Oleh karena itu upaya law enforcement secara konsisten harus dilakukan dan harus memberikan tekanan-tekanan agar dapat mendapat cara baru untuk menyelesaikan masalah.
"Saat ini, Indonesia belum memiliki Pengadilan Maritim seperti yang terdapat di negara Anglo Saxon dan negara Continental," jelas Budi.
Mantan Direktur Utama PT Angkasa Pura II itu menyatakan Mahkamah Pelayaran dapat bertransformasi menjadi Peradilan Maritim.

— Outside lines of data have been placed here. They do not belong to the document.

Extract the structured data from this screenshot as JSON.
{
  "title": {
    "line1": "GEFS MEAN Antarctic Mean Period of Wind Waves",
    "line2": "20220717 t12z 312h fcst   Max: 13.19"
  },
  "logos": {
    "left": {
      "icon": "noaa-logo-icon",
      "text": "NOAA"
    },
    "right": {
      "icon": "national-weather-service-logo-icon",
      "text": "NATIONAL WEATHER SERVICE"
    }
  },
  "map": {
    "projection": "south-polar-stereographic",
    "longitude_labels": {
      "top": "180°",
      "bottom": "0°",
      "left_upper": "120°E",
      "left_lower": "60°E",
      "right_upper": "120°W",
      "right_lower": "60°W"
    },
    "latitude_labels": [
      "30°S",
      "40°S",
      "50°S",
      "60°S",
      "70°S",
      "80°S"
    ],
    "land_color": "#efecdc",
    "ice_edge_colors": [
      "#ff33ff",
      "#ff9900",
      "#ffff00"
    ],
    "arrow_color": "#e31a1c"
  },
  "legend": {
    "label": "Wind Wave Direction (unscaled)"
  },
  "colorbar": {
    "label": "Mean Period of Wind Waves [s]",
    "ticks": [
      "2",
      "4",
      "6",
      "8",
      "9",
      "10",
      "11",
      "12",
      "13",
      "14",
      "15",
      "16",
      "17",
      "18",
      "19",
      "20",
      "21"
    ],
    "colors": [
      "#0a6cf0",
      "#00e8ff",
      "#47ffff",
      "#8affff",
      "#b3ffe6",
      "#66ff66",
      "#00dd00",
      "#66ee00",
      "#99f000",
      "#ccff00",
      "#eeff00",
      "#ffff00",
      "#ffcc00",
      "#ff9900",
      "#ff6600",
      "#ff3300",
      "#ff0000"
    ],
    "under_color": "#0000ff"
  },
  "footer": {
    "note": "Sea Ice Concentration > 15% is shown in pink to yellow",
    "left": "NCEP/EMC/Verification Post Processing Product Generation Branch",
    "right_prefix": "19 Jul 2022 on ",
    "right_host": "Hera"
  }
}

Karena kata Budi hal itu diakui secara historis kronologis istilah “Mahkamah” pada “Mahkamah Pelayaran” bukan pada ranah yuridis.
Namun saat ini Mahkamah Pelayaran berada pada ranah eksekutif di bawah Kementerian Perhubungan.
“Saya minta ada suatu spirit, ada suatu semangat, ada satu keinginan untuk menjadikan maritim ini menjadi satu legacy bangsa, satu kebanggaan bangsa yang selama ini dinyatakan sirna perlahan-lahan” tegas Budi.
Menteri Budi juga menyampaikan peradilan maritim di Indonesia cukup relevan apabila dikaitkan dengan kecenderungan era dunia tanpa batas dan kompatibilitas sistem transportasi nasional untuk menghadapi tuntutan kompetisi yang semakin tinggi.
Tuntutan kompatibiltas global menempatkan jaringan transportasi nasional berperan sebagai subsistem dari jaringan global dan regional.
"Sehinggan standar sistem operasi, standar keselamatan, dan kualitas pelayanan dituntut memenuhi standar internasional," kata Budi.